De como um francês bonapartista movimentou os negócios editorais brasileiros logo após a Independência
Joana Monteleone
Em 1824, aportou na capital do país que nascera há poucos anos um livreiro, editor e jornalista francês. Pierre Plancher chegava com malas e bagagens pesadas, por assim dizer. Trazia no navio em que viajava todo o equipamento necessário para montar uma tipografia – não era pouca coisa e não era nada leve. Vinham com ele alguns trabalhadores que sabiam manejar as prensas e imprimir os livros. Desembarcar com uma mala era uma coisa, mas querer aportar com uma tipografia e seus trabalhadores era algo bem diferente.
O Brasil era uma país novo: tornara-se independente apenas dois anos antes. Os modos de governo ainda estavam se constituindo, com avanços e recuos entre a população, a elite, os políticos e o novo imperador, D. Pedro I. Plancher saíra da França de Napoleão Bonaparte, que foi derrotado em 1815. Desde então imperava o retorno ao governo absolutista dos Bourbon, o que, na prática, significava restrição de direitos civis conquistados com a Revolução de 1789, suspensão da liberdade de imprensa e perseguição aos apoiadores do regime bonapartista.
Diante das perseguições, que eram mais fortes para um editor independente, Plancher decide sair da França rumo ao “novo” continente – ficou na dúvida se iria para a Suécia, os Estados Unidos, países com liberdade de imprensa, ou para o Brasil.
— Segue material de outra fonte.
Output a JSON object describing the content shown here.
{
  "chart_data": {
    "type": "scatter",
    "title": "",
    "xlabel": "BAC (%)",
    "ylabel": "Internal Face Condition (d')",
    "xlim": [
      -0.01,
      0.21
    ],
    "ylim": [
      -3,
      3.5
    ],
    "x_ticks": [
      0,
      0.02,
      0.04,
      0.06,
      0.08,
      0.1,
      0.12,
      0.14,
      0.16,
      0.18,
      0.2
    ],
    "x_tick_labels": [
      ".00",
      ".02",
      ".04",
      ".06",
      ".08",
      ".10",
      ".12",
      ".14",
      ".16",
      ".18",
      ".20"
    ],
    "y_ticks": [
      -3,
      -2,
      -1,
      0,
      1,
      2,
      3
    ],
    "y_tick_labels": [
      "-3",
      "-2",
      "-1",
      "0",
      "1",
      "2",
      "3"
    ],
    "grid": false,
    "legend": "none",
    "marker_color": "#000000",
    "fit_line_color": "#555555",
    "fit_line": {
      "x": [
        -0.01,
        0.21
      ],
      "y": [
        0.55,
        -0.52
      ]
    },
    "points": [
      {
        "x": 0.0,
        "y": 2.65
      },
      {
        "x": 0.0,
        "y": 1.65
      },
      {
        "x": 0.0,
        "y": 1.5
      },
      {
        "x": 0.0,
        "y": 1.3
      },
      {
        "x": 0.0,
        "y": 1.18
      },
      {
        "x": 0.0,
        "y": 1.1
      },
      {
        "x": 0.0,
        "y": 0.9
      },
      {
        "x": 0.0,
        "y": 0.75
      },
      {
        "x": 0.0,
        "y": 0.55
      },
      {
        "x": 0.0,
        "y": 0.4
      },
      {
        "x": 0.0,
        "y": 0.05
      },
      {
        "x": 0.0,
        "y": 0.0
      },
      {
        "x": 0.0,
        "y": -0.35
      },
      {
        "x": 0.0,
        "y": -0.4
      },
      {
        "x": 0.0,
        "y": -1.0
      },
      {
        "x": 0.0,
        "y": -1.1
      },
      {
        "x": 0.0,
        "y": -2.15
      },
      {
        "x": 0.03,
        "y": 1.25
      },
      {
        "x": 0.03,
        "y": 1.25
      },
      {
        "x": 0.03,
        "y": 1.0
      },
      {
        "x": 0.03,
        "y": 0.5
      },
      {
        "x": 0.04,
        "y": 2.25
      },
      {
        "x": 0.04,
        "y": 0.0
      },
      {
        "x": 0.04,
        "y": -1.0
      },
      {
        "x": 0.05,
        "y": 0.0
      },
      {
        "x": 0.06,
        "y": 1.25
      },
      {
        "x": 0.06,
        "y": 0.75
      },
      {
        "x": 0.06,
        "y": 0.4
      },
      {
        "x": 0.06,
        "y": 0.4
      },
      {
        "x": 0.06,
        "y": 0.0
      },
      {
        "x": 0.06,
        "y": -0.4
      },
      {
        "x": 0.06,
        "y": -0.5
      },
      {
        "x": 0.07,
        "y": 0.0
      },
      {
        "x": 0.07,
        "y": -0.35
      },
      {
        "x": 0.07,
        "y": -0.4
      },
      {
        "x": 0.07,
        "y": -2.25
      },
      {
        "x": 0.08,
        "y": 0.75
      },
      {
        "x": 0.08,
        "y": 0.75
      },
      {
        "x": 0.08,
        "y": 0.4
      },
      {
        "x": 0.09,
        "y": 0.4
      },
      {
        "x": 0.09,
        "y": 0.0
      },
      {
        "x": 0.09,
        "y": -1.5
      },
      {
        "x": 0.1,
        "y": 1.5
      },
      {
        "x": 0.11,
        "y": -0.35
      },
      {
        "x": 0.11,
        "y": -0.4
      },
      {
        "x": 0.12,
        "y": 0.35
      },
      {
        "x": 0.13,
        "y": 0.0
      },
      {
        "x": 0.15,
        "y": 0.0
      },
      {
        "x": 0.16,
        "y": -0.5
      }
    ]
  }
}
Mas acabou escolhendo as terras brasileiras, que era uma jovem monarquia que prometia poder relativo ao governante e cuja língua estava próxima à que falava.
Plancher era um editor criado nas águas turbulentas dos anos finais do Antigo Regime, da Revolução de 1789 e dos anos de Napoleão Bonaparte. Publicou as obras completas de Voltaire e as edições de Dante, John Milton e Schelling. Foi o primeiro editor francês de Walter Scott. Gostava principalmente do debate político e chegou a nomear sua editora de “librairie politique”, “editora política” em português. A si mesmo, chamava de “editor das Câmaras do Deputados”. Mas quando começou a imprimir uma obra de Saint-Edme sobre Napoleão, em 1820, as autoridades suspenderam suas atividades e sua permanência na França ficou comprometida.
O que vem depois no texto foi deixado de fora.